The Principal Strategy Custodian for Growth at Amahoro Coalition, Bathsheba Asati, said refugee employment should be assessed within wider frameworks on labour mobility and regional integration, including ECOWAS and the African Continental Free Trade Area. “Displacement is not a temporary issue for Africa, and neither is labour mobility. The question is whether existing systems can be adjusted to turn exclusion into opportunity, without creating entirely new structures,” she said.

The study further highlights how refugees already participate in regional labour markets, often informally, and argues that formalising this participation would boost productivity and economic resilience. Ms Asati said governments must rethink how identity systems, migration policies and labour regulations intersect, while employers should move towards skills-based hiring models rather than documentation-led exclusion.

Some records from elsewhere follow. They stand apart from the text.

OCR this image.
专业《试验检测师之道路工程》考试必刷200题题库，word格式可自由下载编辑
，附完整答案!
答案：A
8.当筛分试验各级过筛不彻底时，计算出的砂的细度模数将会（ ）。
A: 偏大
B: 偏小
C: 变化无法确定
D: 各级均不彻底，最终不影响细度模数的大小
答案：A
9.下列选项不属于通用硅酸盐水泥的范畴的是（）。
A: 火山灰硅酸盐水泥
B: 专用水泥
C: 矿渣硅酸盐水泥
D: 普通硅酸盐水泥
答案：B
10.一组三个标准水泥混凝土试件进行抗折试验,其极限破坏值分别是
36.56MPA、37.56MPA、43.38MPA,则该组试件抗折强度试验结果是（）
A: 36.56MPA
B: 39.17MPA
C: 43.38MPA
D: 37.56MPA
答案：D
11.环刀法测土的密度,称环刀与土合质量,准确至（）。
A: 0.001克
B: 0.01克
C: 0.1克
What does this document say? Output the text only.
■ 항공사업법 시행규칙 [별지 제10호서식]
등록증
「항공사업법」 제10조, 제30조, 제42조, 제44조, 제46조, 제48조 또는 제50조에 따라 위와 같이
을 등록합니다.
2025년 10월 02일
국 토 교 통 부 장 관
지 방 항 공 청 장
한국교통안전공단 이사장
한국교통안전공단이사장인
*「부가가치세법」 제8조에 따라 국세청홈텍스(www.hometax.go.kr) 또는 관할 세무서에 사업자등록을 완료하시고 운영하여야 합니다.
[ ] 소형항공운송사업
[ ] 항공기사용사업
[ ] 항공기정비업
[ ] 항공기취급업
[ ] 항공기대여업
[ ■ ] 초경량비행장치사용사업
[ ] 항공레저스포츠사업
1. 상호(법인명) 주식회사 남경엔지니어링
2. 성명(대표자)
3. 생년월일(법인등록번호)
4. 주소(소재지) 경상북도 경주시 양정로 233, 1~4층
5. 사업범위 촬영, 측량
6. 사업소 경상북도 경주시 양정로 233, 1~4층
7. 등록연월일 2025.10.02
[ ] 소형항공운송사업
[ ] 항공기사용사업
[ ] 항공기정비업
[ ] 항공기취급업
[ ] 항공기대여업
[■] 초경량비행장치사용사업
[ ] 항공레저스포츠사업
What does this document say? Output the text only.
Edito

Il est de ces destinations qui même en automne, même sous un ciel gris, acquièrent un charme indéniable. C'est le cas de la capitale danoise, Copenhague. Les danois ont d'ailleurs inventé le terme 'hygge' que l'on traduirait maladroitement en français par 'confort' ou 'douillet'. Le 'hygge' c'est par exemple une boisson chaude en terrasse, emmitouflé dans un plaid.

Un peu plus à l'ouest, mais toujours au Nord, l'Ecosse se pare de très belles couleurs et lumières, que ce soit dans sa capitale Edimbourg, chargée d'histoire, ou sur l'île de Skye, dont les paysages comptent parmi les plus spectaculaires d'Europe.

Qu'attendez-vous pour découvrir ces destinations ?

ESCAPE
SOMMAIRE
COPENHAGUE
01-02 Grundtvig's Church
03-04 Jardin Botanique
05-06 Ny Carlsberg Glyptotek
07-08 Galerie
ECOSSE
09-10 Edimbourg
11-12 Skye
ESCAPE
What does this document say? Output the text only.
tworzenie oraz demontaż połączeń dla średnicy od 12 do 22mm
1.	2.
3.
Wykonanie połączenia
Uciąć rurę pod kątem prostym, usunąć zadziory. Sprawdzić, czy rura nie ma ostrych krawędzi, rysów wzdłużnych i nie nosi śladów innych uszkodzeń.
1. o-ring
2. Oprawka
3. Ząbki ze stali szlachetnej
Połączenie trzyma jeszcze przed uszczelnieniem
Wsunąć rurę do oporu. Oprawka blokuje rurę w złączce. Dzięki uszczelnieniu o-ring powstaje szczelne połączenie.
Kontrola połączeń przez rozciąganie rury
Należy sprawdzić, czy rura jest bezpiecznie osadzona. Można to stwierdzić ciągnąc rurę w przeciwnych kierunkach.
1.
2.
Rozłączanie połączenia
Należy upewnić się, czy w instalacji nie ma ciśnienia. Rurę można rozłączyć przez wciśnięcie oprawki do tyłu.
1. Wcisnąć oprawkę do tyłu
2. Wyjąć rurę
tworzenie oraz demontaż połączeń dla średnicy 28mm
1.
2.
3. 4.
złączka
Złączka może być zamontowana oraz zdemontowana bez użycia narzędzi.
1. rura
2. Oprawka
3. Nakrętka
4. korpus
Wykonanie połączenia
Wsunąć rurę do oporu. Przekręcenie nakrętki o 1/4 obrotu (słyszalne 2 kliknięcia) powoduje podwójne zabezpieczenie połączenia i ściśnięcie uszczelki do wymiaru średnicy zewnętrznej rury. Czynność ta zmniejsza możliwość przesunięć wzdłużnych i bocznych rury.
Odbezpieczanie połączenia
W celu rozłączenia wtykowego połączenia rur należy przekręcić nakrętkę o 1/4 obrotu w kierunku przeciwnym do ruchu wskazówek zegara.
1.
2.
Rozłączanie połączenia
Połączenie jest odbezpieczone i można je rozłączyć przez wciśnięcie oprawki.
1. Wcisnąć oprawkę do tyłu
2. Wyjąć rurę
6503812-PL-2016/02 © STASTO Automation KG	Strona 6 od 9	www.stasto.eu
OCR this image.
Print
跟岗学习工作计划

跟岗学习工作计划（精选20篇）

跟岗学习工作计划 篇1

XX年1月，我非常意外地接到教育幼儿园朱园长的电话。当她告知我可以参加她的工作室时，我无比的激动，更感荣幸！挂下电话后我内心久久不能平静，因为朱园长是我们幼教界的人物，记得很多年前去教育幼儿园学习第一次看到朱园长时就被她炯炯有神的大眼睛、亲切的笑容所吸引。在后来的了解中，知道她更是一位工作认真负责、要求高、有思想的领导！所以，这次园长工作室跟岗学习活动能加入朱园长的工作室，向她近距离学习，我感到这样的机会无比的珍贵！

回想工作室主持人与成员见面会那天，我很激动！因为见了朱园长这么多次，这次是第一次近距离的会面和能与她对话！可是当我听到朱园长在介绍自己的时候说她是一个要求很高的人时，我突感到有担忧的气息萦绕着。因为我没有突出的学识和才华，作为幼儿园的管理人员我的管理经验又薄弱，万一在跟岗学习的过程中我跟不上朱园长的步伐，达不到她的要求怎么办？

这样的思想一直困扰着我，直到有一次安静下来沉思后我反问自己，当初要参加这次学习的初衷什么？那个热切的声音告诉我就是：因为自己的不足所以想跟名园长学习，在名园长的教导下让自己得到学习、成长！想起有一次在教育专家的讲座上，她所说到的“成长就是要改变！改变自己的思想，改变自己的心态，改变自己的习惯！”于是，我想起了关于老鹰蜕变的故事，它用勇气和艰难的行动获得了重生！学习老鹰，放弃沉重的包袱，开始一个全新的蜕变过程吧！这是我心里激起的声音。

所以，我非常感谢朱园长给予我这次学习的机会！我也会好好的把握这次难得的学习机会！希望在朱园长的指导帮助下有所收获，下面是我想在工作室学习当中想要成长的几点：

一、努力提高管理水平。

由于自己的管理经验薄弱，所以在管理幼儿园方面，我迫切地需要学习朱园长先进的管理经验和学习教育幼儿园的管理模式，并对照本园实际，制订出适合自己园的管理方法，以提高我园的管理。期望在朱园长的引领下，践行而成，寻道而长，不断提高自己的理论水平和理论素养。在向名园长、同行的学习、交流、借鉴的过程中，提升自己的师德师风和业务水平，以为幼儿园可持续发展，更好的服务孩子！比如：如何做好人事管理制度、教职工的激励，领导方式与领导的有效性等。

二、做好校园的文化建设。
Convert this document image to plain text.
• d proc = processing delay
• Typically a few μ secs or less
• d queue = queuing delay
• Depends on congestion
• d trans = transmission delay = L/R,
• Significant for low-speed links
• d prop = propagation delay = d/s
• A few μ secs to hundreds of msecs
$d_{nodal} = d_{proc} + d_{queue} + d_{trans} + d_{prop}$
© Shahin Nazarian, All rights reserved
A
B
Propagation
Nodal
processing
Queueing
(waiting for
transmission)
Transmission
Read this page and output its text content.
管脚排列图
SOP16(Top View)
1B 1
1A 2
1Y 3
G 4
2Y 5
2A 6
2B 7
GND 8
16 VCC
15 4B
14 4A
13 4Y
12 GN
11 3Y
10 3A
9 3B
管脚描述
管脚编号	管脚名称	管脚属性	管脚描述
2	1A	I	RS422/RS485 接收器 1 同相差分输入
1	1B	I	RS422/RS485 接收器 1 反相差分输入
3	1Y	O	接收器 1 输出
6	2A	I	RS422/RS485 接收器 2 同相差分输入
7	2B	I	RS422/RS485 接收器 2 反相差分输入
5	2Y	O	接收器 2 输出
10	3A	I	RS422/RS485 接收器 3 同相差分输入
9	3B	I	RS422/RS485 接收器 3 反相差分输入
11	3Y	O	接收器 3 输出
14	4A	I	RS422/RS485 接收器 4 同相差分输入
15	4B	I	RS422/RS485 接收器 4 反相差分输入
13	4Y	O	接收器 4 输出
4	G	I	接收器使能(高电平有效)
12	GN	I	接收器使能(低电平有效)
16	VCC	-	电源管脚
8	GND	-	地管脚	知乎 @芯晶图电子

Researchers point to Ghana’s relatively small registered refugee population, estimated at about 12,200 people, as an opportunity rather than a constraint. They argue that targeted reforms, including streamlining documentation and improving coordination among state institutions, could deliver significant economic and social returns and position Ghana as a reference point for employment-led refugee integration in Africa.

However, discussions at the roundtable also drew attention to the resource limitations facing the Ghana Refugee Board, which remains the lead agency for refugee support but struggles with infrastructure and capacity gaps that slow documentation processing and integration services.

The Pathways to Employment series was commissioned by the Amahoro Coalition and conducted by the Refugee-Led Research Hub at the University of Oxford with support from the Mastercard Foundation. It examines how labour markets, private sector demand and policy frameworks shape access to work for forcibly displaced people and host communities across 15 African countries.